Live Session
Thursday Posters
Main Track
On the Consistency, Discriminative Power and Robustness of Sampled Metrics in Offline Top-N Recommender System Evaluation
Yang Liu (University of Helsinki), Alan Medlar (University of Helsinki) and Dorota Glowacka (University of Helsinki).
Abstract
Negative item sampling in offline top-n recommendation evaluation has become increasingly wide-spread, but remains controversial. While several studies have warned against using sampled evaluation metrics on the basis of being a poor approximation of the full ranking (i.e.~using all negative items), others have highlighted their improved discriminative power and potential to make evaluation more robust. Unfortunately, empirical studies on negative item sampling are based on relatively few methods (between 3-12) and, therefore, lack the statistical power to assess the impact of negative item sampling in practice.
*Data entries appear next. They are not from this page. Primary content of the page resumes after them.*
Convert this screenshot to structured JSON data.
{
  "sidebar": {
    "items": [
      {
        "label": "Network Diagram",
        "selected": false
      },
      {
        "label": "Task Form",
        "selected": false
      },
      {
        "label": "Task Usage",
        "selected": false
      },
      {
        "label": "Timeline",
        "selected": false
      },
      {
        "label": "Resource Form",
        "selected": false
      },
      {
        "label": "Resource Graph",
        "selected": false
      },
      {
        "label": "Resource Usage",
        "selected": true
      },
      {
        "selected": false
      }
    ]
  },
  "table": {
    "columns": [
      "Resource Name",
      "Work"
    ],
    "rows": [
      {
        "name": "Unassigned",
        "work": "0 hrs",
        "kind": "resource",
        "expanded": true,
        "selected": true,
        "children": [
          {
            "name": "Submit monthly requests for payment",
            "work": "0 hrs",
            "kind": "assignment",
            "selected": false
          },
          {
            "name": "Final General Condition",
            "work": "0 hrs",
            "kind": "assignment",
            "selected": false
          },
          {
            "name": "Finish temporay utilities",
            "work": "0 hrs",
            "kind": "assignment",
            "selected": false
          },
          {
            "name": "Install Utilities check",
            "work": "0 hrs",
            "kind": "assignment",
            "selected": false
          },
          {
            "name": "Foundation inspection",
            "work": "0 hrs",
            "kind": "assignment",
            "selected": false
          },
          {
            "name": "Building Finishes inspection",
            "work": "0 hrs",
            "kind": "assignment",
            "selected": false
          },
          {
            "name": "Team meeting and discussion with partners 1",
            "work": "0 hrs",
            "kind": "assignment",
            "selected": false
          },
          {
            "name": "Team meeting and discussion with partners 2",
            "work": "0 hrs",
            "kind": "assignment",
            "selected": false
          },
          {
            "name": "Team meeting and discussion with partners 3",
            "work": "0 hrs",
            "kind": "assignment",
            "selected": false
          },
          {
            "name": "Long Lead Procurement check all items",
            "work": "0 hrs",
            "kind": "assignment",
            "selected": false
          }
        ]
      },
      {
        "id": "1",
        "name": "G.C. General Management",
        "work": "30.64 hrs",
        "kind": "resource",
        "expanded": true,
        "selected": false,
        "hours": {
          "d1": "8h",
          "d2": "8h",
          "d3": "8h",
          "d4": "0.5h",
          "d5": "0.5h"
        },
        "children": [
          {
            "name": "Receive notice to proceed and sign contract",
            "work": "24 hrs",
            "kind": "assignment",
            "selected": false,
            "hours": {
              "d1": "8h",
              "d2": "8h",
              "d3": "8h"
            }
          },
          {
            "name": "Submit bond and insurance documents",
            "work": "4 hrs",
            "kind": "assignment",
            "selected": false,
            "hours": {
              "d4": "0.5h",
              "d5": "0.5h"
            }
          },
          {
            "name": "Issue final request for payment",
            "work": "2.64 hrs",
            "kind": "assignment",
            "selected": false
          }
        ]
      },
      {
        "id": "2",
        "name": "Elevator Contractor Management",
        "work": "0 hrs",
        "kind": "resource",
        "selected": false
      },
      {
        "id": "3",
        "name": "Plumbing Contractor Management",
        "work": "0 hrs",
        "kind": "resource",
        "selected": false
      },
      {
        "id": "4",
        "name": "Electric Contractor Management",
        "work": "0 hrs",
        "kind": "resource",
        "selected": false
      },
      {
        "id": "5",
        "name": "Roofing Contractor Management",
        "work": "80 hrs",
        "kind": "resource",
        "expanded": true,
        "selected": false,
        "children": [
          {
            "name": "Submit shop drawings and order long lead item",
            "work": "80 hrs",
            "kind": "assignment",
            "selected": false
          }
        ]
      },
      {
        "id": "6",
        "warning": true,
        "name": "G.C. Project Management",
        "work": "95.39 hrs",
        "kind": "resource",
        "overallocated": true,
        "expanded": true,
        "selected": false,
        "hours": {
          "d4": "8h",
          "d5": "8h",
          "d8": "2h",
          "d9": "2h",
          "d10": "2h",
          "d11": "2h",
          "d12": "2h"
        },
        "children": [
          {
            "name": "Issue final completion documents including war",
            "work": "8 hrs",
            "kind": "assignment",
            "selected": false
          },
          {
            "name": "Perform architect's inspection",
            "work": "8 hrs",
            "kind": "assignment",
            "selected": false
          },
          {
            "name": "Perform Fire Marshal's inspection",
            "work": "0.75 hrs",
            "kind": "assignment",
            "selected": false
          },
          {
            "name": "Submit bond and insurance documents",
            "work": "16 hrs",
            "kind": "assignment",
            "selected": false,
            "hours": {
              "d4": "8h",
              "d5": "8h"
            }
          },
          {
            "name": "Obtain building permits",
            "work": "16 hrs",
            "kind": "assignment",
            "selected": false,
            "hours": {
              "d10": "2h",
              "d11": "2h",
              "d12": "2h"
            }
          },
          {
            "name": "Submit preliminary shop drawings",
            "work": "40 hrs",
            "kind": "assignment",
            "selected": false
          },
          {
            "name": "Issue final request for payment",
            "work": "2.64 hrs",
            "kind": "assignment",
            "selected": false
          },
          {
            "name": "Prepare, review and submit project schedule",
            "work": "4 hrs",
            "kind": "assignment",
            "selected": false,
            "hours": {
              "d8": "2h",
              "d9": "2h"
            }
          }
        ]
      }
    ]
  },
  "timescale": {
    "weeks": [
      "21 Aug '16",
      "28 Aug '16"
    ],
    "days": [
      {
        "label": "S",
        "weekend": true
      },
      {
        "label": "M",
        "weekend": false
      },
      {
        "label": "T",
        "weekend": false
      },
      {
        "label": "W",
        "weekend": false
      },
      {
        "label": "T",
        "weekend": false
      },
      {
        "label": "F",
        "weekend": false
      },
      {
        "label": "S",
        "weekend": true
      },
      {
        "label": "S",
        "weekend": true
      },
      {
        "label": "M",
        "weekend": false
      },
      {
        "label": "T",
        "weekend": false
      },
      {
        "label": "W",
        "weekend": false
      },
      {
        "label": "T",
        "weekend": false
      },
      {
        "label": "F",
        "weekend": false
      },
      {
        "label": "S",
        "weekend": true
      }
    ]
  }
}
In this article, we present preliminary findings from a comprehensive benchmarking study of negative item sampling based on 52 recommendation algorithms and 3 benchmark data sets. We show how the number of sampled negative items and different sampling strategies affect the consistency and discriminative power of sampled evaluation metrics. Furthermore, we investigate the impact of sparsity bias and popularity bias on the robustness of these metrics. In brief, we show that the optimal parameterizations for negative item sampling are dependent on data set characteristics and the goals of the investigator, suggesting a need for greater transparency in related experimental design decisions.